Так я пришел к тому, что не смог обслуживать более проценты по сумме, за которую сдал в ипотеку мой дом. На этот раз мой претор смог выставить его на продажу. Это был смертельный удар. Вынужденный совершать частые путешествия, я проводил время на большой дороге из Санбюри в Филадельфию. Робинс воспользовался одной из моих отлучек, чтобы совершить поступок, который, без объяснений, говорит сам за себя. Он появился в моем жилище и, под предлогом сохранить мою коляску и двух лошадей, велел моему слуге передать их ему. Возвратившись домой, я хотел его поблагодарить и попросить их вернуть, но он мне ответил, что сохранит их, чтобы возместить себе арендную плату, что я ему должен.
Меня ожидало последнее разочарование. Я должен был шестьсот восемьдесят пиастров человеку из Филадельфии, которого всегда считал самым надежным из своих друзей. Я зашел его повидать и просить его прийти мне на помощь, обнадежив некоторых из моих кредиторов, на которых он имел влияние. Он показал себя тронутым доверием, каким я его почтил, и пообещал его оправдать. Он меня пожалел, похвалил мою энергию в этих грустных обстоятельствах и пообещал прийти завтра и отчитаться в своих действиях, порекомендовав однако подождать его у себя дома. На следующий день я ждал его напрасно, но вместо него передо мной предстал констебль, принесший ордер на мой арест. Пока я полагал его занятым действиями в мою пользу с моими кредиторами, мой друг направился к одному из них, которому я был должен сотню пиастров, и, выдав ему мое обиталище, посоветовал поместить меня предварительно в тюрьму; затем, подав такой совет, отбыл в Санбюри, где, с помощью третейского соглашения, которое он у меня выманил, он надеялся завладеть моими последними остатками и вернуть себе дебиторскую задолженность.
При виде моих седин, констебль, в сто раз более гуманный, чем тот, захотел отложить выполнение своего мандата и дать мне время найти поручительство.
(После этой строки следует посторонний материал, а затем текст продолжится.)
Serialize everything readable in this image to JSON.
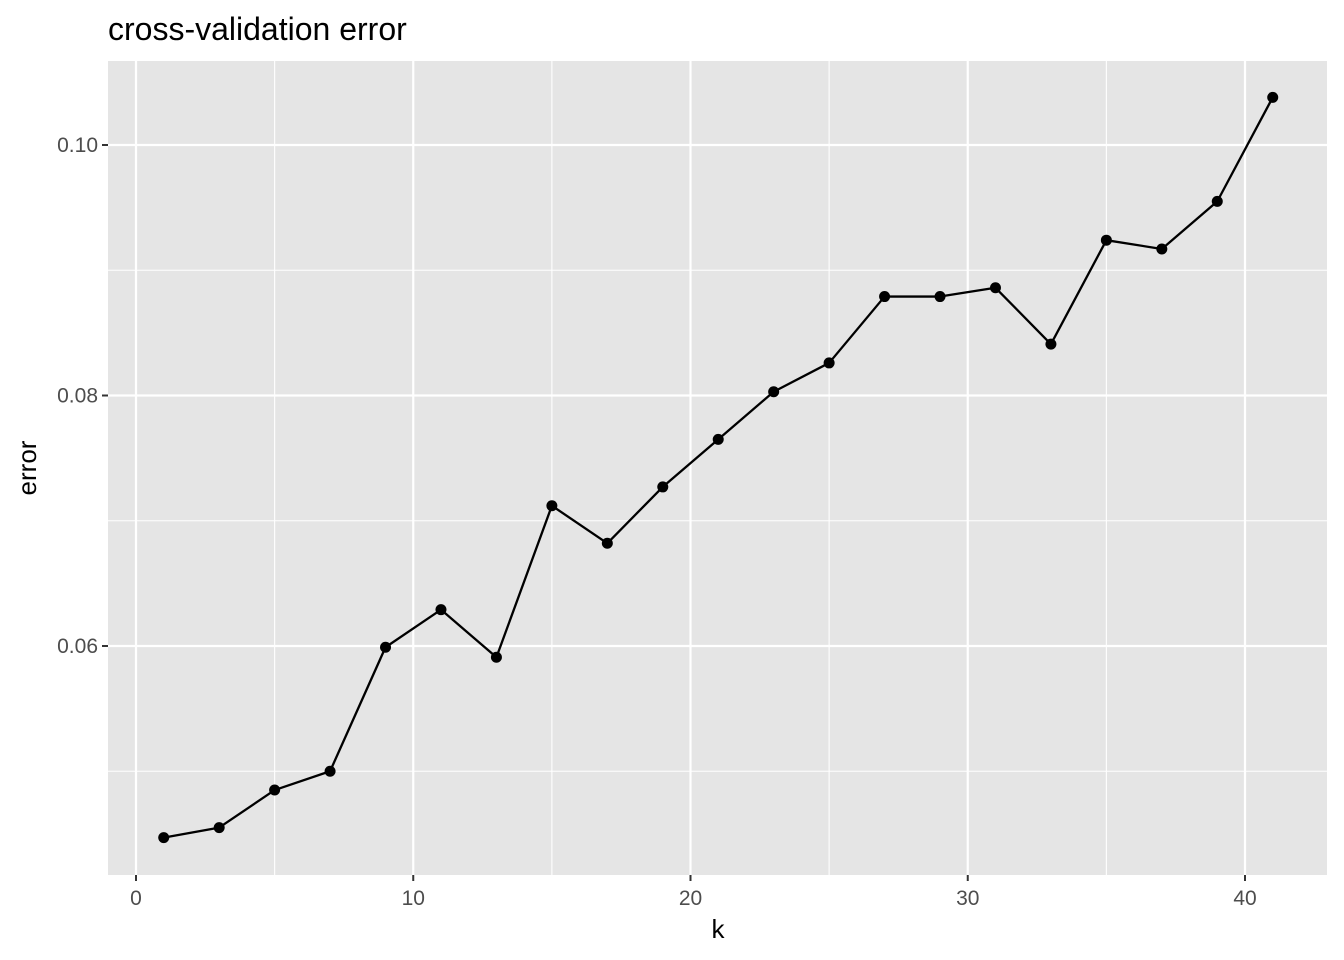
{
  "chart_data": {
    "type": "line",
    "title": "cross-validation error",
    "xlabel": "k",
    "ylabel": "error",
    "xlim": [
      -0.0,
      42.0
    ],
    "ylim": [
      0.0435,
      0.1065
    ],
    "x_ticks": [
      0,
      10,
      20,
      30,
      40
    ],
    "x_tick_labels": [
      "0",
      "10",
      "20",
      "30",
      "40"
    ],
    "y_ticks": [
      0.06,
      0.08,
      0.1
    ],
    "y_tick_labels": [
      "0.06",
      "0.08",
      "0.10"
    ],
    "y_minor_ticks": [
      0.05,
      0.07,
      0.09
    ],
    "x_minor_ticks": [
      5,
      15,
      25,
      35
    ],
    "grid": true,
    "legend": "none",
    "colors": {
      "panel_background": "#e5e5e5",
      "grid": "#ffffff",
      "line": "#000000",
      "point": "#000000",
      "tick_label": "#4d4d4d"
    },
    "series": [
      {
        "x": [
          1,
          3,
          5,
          7,
          9,
          11,
          13,
          15,
          17,
          19,
          21,
          23,
          25,
          27,
          29,
          31,
          33,
          35,
          37,
          39,
          41
        ],
        "values": [
          0.0447,
          0.0455,
          0.0485,
          0.05,
          0.0599,
          0.0629,
          0.0591,
          0.0712,
          0.0682,
          0.0727,
          0.0765,
          0.0803,
          0.0826,
          0.0879,
          0.0879,
          0.0886,
          0.0841,
          0.0924,
          0.0917,
          0.0955,
          0.1038
        ]
      }
    ]
  }
}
Это было во второй раз, когда я нашел у человека этой профессии чувства, которые редко встречал у людей, занимающих значительно более высокое положение на социальной лестнице. Обежав безуспешно весь город, в шесть часов я был перед дверями тюрьмы. Мой великодушный констебль предоставил мне еще одну отсрочку, которая позволила мне найти двух человек, которые согласились ответить за меня, и я был свободен. Я отправился немедленно в Санбери, где нашел свой дом проданным и Робинса выполняющим вывоз моих магазинов, содержимое которых становилось добычей правосудия и фиска. Что делать? Прятаться и прятать мою семью – единственное, что мне оставалось.